So, you’re prioritising your health and wellness. Maybe you’ve perfected your fitness routine or you’re finally crushing the healthy meal-prep game. Perhaps you’ve stepped up your mindfulness practice and you’re starting to see that meditation really is worth the hype. However, you define a healthy lifestyle, you’re living it. But your partner, well, is not. While you’ve been out finding your best self, they’ve been on the couch with Netflix and Ben & Jerry’s. No shame in their game (we love a Netflix and chill night as much as everyone else), but if you put a lot of effort into being healthier and happier while your partner doesn’t have the same priorities, it could lead to disconnection and, eventually, worry or responsibility over their health.

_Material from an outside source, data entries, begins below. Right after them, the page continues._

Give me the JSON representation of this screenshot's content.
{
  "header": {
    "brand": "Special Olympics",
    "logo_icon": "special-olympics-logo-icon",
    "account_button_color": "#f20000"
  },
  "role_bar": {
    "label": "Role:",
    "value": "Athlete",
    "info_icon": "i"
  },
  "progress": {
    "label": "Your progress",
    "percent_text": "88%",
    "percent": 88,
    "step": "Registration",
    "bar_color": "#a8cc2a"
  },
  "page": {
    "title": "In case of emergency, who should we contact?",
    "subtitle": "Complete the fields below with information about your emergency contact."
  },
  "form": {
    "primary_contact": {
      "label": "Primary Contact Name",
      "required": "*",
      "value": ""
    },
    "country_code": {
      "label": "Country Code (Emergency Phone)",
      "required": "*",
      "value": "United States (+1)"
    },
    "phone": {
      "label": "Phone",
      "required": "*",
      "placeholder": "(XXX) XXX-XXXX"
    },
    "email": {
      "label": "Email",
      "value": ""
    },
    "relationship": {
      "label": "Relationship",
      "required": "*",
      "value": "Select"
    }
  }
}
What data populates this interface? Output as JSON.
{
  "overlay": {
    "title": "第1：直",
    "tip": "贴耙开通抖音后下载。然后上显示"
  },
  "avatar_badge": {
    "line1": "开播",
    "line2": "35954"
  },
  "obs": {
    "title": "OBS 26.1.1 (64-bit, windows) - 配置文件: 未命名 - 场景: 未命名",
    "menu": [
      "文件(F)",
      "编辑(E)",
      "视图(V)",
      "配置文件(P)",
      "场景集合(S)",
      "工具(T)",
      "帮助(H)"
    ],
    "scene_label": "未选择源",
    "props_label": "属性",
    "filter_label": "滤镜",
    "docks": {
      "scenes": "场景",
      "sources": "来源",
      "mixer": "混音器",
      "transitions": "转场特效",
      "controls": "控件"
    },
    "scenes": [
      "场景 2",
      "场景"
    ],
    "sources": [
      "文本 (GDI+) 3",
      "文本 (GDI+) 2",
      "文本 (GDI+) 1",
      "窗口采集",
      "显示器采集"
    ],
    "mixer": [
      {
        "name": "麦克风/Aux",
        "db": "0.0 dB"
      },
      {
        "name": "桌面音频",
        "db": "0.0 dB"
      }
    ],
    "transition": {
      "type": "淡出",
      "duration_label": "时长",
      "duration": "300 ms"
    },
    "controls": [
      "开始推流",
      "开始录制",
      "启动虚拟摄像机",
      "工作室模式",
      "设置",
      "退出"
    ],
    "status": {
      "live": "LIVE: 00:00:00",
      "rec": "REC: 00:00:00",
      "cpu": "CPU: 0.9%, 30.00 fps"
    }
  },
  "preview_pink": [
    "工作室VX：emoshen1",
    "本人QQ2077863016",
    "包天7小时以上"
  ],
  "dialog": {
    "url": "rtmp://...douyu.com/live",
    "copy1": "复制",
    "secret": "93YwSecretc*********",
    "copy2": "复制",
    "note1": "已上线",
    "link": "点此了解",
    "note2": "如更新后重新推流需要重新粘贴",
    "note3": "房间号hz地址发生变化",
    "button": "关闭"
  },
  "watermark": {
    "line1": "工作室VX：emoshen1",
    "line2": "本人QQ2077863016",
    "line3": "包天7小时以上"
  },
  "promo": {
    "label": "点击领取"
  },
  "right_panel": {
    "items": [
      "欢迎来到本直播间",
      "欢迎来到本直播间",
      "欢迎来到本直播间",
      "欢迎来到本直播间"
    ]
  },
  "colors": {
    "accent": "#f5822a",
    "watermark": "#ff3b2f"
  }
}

Wellness means different things to different people, and what makes you feel your best might not work for your partner (or anyone else for that matter). But how do you navigate a relationship when your lifestyles start to feel completely different? We chatted with psychotherapist and relationship expert Rachel Wright, LMFT, to get her expert opinion on how to encourage your partner to prioritise their health. For those of us who love a good guide (me!), Wright broke her suggestions down into some easy steps.
Try positive reinforcement
While many of us go to negative reinforcement in an attempt to motivate the people we love (i.e., “Why don’t you ever go to the gym?” or “You eat too much fast food”), the outcome is way more shaming than motivating, even if it is coming from good intentions. “It’s proven that negative reinforcement does not work as well as positive reinforcement,” Wright explained. PSA: Telling your partner they never go to the gym or always eat fast food is not going to make them want to start going to the gym or eating less fast food. Instead, tell them that you love how they prioritise time with their friends or their busy career, and they deserve to take time for themselves too, whether it’s going to the gym or going on a walk. Pro tip: Wright suggested using the word “and” rather than “but” because everything that comes before the word “but” sounds inauthentic.
Share your new habits (and your results) with them
You’re feeling your best, and you want the person you care about most to join you in your new blissed-out, healthy mindset—duh! When we prioritise ourselves, we feel happier and more energised, so of course you want your significant other to feel as good as you do. To get them to want that too, why not show them what they’re missing? Instead of wasting your energy nagging your partner (which, FYI, might make them feel less than motivated), focus on showing them how great you feel. But don’t just tell them how much you love your new workout class; tell them how it has given you more energy, confidence, and strength. Also, make them a part of your healthy life. Cook your favourite plant-based dinner for them or plan a date to go on a hike instead of to the movies. Show your partner how much happier you are and how your life has improved since you started that new habit and how it would feel for them too.
Give them context
The key to motivating your partner is to identify what would actually be motivating for them rather than focusing on what motivates you. For example, has your partner been venting to you about feeling a little more anxious lately or have they always been super motivated and driven by their career? When we prioritise health, it not only affects the way we eat, move, and spend our mornings, but it also prioritises every area of our lives. Having healthy routines can help with feelings of anxiety or help them with productivity and energy so they’re even better at their jobs. Since healthy changes can be incorporated into every part of life, identify what would be their biggest motivator. Why would they want to change their habits to be healthier? Next time they start to complain about something or talk about how they wish they had more time for work, use it as an invitation to tell them why they might benefit from focusing a bit more energy on their own health.
Offer a solution
Let’s be honest: We’ve all been in the situation where a healthy habit or lifestyle change feels too overwhelming. Maybe it sounds too difficult to change a habit or you don’t have the time to focus on your health. If your partner feels like they don’t have the time, energy, or capacity to prioritise themselves, offer short, easy, and simple solutions they don’t have to think about. For example, a five-minute meditation, adding leafy greens to meals, or biking to work instead of driving sound like easier, more manageable changes than transforming everything at once or transforming your diet or workout routine.
Accept them for who they are
Wright emphasised that while it is great to encourage your partner to be healthier, it is totally possible to have one person be a fitness freak and one person who has never stepped foot in a gym. In other words, you can have different interests while still supporting each other. No matter the passion, interest, or hobby, share it with your significant other without the expectation that you’re going to change who they are. “Part of being a partner is supporting that person in the way that they want to be supported,” Wright said. Know the difference between wanting them to be healthy and wanting them to be as interested or passionate as you are. Encourage them to develop a fitness routine and teach them how to cook healthier meals, but don’t expect them to be a full-on gym rat or go totally plant-based just because you are.